Competition and comparison has, and perhaps always will, run riot amongst law students. We’re often racing to meet the next deadline, to achieve the next aspiration, the next success. Some days I feel like the kid running after the school bus yelling in a futile effort to make it stop while everyone else peers at me from the back window. We probably all feel like that at times, but we need to ensure that we look after our health and each other during the mid-semester crush, and also keep our priorities in order.
Our stress is partly attributed to the common law student traits of perfectionism and pessimism, and compounded by the fact that, as one lawyer said to me, ‘universities are churning out far more lawyers than could ever be inflicted upon the population’. Supply is high and demand is low.
While we all joke about caffeine and artificial stimulants, statistics suggest that alcohol and substance dependency is on the rise as students look for a way to cope with stress and anxiety.
Instead going down that path, opt for more constructive methods of dealing with mid-semester stress:
If you are excessively stressed, anxious or depressed, ask for help. Talk to someone you trust and remember that although it might feel like it, you are never alone. Even veteran law students struggle at times to juggle the demands of their degree, work, relationships and extra-curricular commitments.
Maintaining a sense of perspective is key. Even just reaching out to someone and telling them how you’re feeling can help you achieve that. Whenever you can, try committing to an evening, day or weekend without study. This will help you refocus and study more efficiently.

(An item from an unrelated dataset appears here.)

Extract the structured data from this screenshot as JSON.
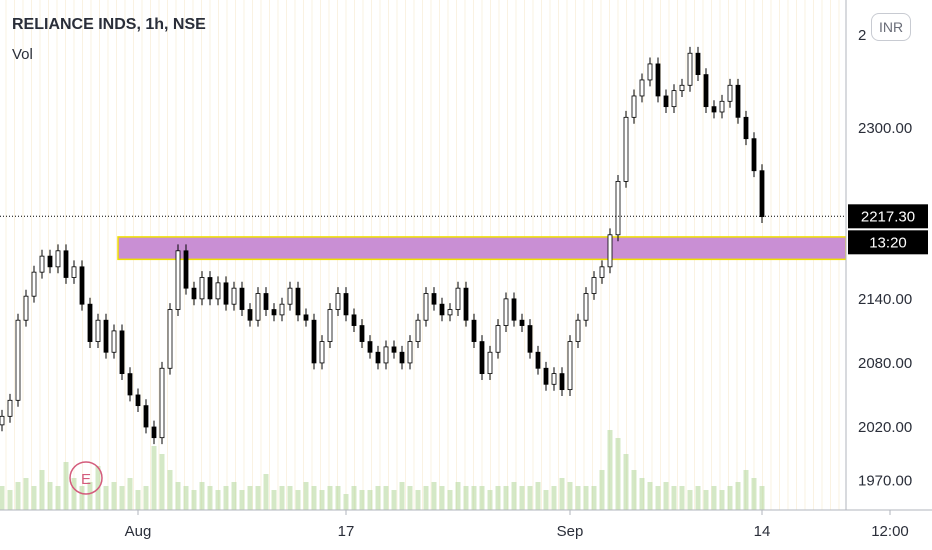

Consider your priorities. Ask yourself what you really want to achieve in life. It’s no use competing in law purely for the sake of it. I’m not saying we should all abandon our law degrees, but the choices we make right now (and at any stage of our lives, really) should reflect what is truly important to us.
Be realistic, but most of all, be kind to yourself. Yes, your marks matter. Yes, your career matters. But don’t make the mistake of being so scared for your future that you end up losing your health, your relationships, or your passion for law in the process.